Problem Description:

When I open up dsa.msc, navigate to my LAPS controlled OU, right click on a target system, goto Properties>LAPS>Expire Now and click "Apply" it displays the message You may not be authorized to administer LAPS related state on this computer

Info:

The LAPS administrative template has been installed and configured per this Microsoft Tech Community Post
- A GPO has been pushed to the LAPS OUs that contains the configured template
The LAPS Management Tools have been installed on the LAPS server
The LAPS AdmPwdGPO extension has been installed on the client system I am testing
- A GPO for the installation of the MSI will be developed once I see this working.
The Active Directory schema has been extended and contains both the ms-Mcs-AdmPwd and ms-Mcs-AdmPwdExpirationTime attributes.
- This was done prior to the start of my work on this network
The PowerShell AdmPwd.PS module has been used to:
- Allow local systems to update their LAPS attributes with Set-AdmPwdComputerSelfPermission pointed at the intended OUs
- Ensure that Domain Admins have rights with Set-AdmPwdReadPasswordPermission and then verified with Find-AdmPwdExtendedRights
- The schema contains the plaintext LAPS password and expiration. These can be viewed by a domain administrator, as is the intended design of this particular network.
There are no relevant event logs that I can find in the Administrative Events portion of event viewer which occur at the same time as the error message.

Additional Notes:

According to other staff on-site this network was migrated from Server 2016 to Server 2019 within the past 2 years. LAPS was apparently configured (and working??) when the network was running server 2016. Could a Server 2016 to 2019 migration cause a problem with LAPS?

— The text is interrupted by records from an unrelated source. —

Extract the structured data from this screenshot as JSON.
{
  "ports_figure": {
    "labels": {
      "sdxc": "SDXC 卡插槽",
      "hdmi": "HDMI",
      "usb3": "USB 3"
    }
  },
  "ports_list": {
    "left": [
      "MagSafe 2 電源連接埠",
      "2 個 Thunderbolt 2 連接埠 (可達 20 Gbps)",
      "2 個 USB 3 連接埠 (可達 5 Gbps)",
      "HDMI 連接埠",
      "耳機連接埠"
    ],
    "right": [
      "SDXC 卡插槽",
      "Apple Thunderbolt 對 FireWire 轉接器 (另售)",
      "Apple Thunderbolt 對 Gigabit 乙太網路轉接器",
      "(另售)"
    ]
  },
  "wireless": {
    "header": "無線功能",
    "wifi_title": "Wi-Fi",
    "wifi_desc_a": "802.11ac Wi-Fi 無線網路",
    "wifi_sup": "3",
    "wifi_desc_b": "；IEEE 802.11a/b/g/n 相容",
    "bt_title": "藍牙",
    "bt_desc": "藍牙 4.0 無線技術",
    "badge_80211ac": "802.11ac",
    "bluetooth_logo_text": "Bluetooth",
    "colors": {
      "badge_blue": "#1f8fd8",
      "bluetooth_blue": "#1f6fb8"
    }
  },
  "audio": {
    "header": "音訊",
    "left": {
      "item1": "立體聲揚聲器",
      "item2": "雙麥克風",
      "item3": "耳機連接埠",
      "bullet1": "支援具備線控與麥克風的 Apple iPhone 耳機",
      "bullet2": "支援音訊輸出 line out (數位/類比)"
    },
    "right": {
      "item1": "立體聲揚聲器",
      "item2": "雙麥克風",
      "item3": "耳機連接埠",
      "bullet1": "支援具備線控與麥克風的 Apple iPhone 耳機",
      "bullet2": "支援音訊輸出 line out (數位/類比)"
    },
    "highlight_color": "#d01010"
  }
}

Also, while the schema was extended and the GPO was installed I did not see the LAPS UI tools nor the client software installed on any systems on the network.

Addt'l Questions:

Is there someplace I can look that will provide me with additional details about this error? Are there any domain permissions issues that would prevent me from sending an "Expire" command to the target system? I assume that the LAPS client and the LAPS server have a means of working out the reset for the local system account.

100

0 + 2

domain

user-management

local

windows-server-2019

Greg Askew

7/19/24, 9:52 PM

What group(s) have been granted permission to modify the `ms-Mcs-AdmPwdExpirationTime` attribute, and is the user account you are using a member of the group?

Shrout1

7/20/24, 5:08 AM

@Greg Askew `ExtendedRightHolders` include Domain Admins, which I can verify with the command `Find-AdmPwdExtendedRights -Identity "TargetOU"`. The account that I am using is a member of the Domain Admins group.

Elon Musk

I sit in a Tesla and translated this thread with Ai:

EN: LAPS "Not Authorized to Administer"

Post an answer

Most people don’t grasp that asking a lot of questions unlocks learning and improves interpersonal bonding. In Alison’s studies, for example, though people could accurately recall how many questions had been asked in their conversations, they didn’t intuit the link between questions and liking. Across four studies, in which participants were engaged in conversations themselves or read transcripts of others’ conversations, people tended not to realize that question asking would influence—or had influenced—the level of amity between the conversationalists.